In your Dancer configuration, you declare a "tag" for the file, a path to the file, and an (optional) rewrite_class. You can then call dynamic_config(), passing in your tag, and you will receive back a data structure that represents the contents of the file on disk. dynamic_config() will cache the data, and only re-read it when the file's mtime has changed.

The rewrite_class

This class, if provided, must implement one class method, rewrite(), which takes the decoded data structure represented by the file's contents. rewrite() may then return any data structure it likes, and this structure will be passed back as the return value of dynamic_config().

Filetypes

Currently, Dancer::Plugin::DynamicConfig only supports JSON files, and requires that the filename end in ".json". Generalizing this behavior is on the short list of coming improvements.

KEYWORDS

dynamic_config($config_key)

METHODS

reinitialize

Forces a cache flush and re-read of the Dancer configuration and all dynamic_config files.

NOTES

This plugin uses Time::HiRes::stat() to detect the mtimes of your configuration files. Timestamp resolution is limited by not only your operating system, but also the filesystem you are accessing. In particular, Mac OS X HFS will usually have a timestamp resolution of one second.

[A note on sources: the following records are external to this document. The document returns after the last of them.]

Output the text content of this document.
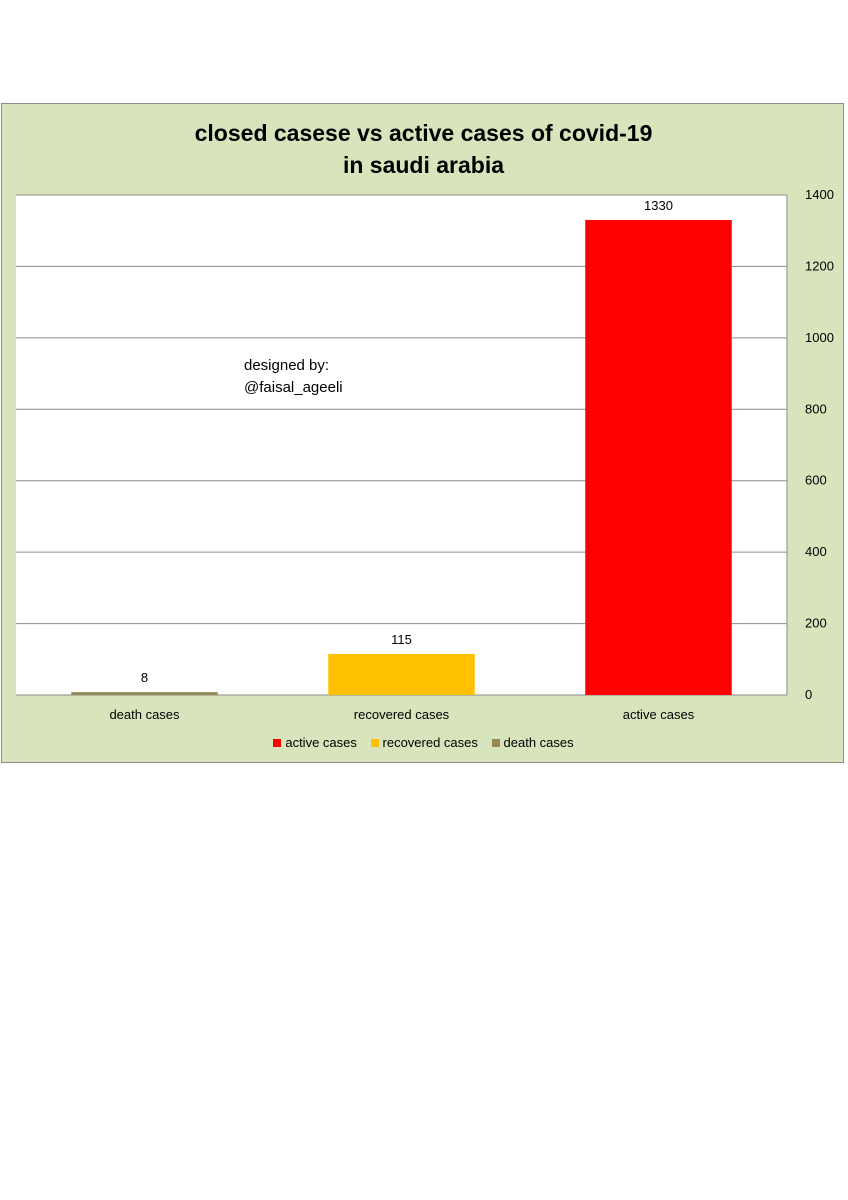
closed casese vs active cases of covid-19
in saudi arabia
8
115
1330
0
200
400
600
800
1000
1200
1400
death cases	recovered cases	active cases
designed by:
@faisal_ageeli
active cases recovered cases death cases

On such filesystems, if the file is updated, e.g., twice in one second, there is a potential race condition in which you will cache the results of the first update and not realize that there has been a second update.

AUTHOR

Kurt Starsinic <kstarsinic@gmail.com>

COPYRIGHT AND LICENSE

This software is copyright (c) 2013 by Kurt Starsinic. It was originally authored at and for Shutterstock, Inc., which has graciously allowed this code to be made publicly available.

This module is free software; you can redistribute and/or modify it under the same terms as perl 5.18.1.